COMMENTARY: Churches Must Have Finance Committees, Audits to Protect Their Funds

A Catholic priest, Rev. Kevin Gray, of Sacred Heart Church in Waterbury, Connecticut is accused of illegally taking one million dollars from his parish for his personal use.

While embezzling or stealing a large amount of money is nothing new, the fact that it was taken from a church -- and by a priest, no less -- makes this a shocking situation.

Although it is Catholic law for churches to have finance committees -- primarily to scrutinize church funds -- Sacred Heart Church never had one.

The Archdiocese of Hartford is immediately establishing a finance committee at Sacred Heart Church. This is a good example of "locking the barn door after the horse escapes."

The fact is that all churches -- Catholic, Orthodox, and Protestant -- should have a finance committee to ensure that there is no theft of a church's finances.

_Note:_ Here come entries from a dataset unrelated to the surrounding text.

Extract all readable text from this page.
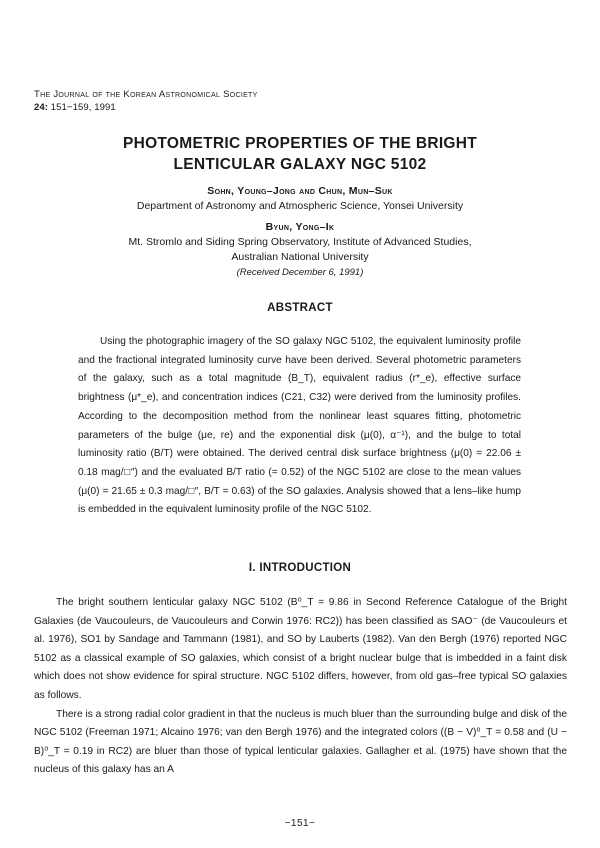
The Journal of the Korean Astronomical Society
24: 151−159, 1991
PHOTOMETRIC PROPERTIES OF THE BRIGHT
LENTICULAR GALAXY NGC 5102
Sohn, Young–Jong and Chun, Mun–Suk
Department of Astronomy and Atmospheric Science, Yonsei University
Byun, Yong–Ik
Mt. Stromlo and Siding Spring Observatory, Institute of Advanced Studies,
Australian National University
(Received December 6, 1991)
ABSTRACT

Using the photographic imagery of the SO galaxy NGC 5102, the equivalent luminosity profile and the fractional integrated luminosity curve have been derived. Several photometric parameters of the galaxy, such as a total magnitude (B_T), equivalent radius (r*_e), effective surface brightness (μ*_e), and concentration indices (C21, C32) were derived from the luminosity profiles. According to the decomposition method from the nonlinear least squares fitting, photometric parameters of the bulge (μe, re) and the exponential disk (μ(0), α⁻¹), and the bulge to total luminosity ratio (B/T) were obtained. The derived central disk surface brightness (μ(0) = 22.06 ± 0.18 mag/□″) and the evaluated B/T ratio (= 0.52) of the NGC 5102 are close to the mean values (μ(0) = 21.65 ± 0.3 mag/□″, B/T = 0.63) of the SO galaxies. Analysis showed that a lens–like hump is embedded in the equivalent luminosity profile of the NGC 5102.

I. INTRODUCTION

The bright southern lenticular galaxy NGC 5102 (B⁰_T = 9.86 in Second Reference Catalogue of the Bright Galaxies (de Vaucouleurs, de Vaucouleurs and Corwin 1976: RC2)) has been classified as SAO⁻ (de Vaucouleurs et al. 1976), SO1 by Sandage and Tammann (1981), and SO by Lauberts (1982). Van den Bergh (1976) reported NGC 5102 as a classical example of SO galaxies, which consist of a bright nuclear bulge that is imbedded in a faint disk which does not show evidence for spiral structure. NGC 5102 differs, however, from old gas–free typical SO galaxies as follows.

There is a strong radial color gradient in that the nucleus is much bluer than the surrounding bulge and disk of the NGC 5102 (Freeman 1971; Alcaino 1976; van den Bergh 1976) and the integrated colors ((B − V)⁰_T = 0.58 and (U − B)⁰_T = 0.19 in RC2) are bluer than those of typical lenticular galaxies. Gallagher et al. (1975) have shown that the nucleus of this galaxy has an A

−151−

Additionally, a church should have an audit conducted by a reputable company annually to confirm that the church's finances are in order.

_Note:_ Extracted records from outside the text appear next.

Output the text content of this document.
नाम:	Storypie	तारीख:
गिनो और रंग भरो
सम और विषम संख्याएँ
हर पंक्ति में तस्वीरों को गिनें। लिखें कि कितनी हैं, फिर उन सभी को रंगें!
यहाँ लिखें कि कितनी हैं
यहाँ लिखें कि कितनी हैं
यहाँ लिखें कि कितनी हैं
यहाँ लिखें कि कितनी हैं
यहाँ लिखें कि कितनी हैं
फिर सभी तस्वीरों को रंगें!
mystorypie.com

Parishioners and other people who donate money to churches usually work hard to earn that money, and expect it to be used to support the church, as it instills its worshipers in the teachings of Christ.

One of God's Ten Commandments is, "Thou shalt not steal." Unfortunately, many people -- including clergy and church officials -- believe it is all right to violate this Commandment. People who violate this Commandment -- which is also a civil law -- subject themselves to punitive action by both God and society.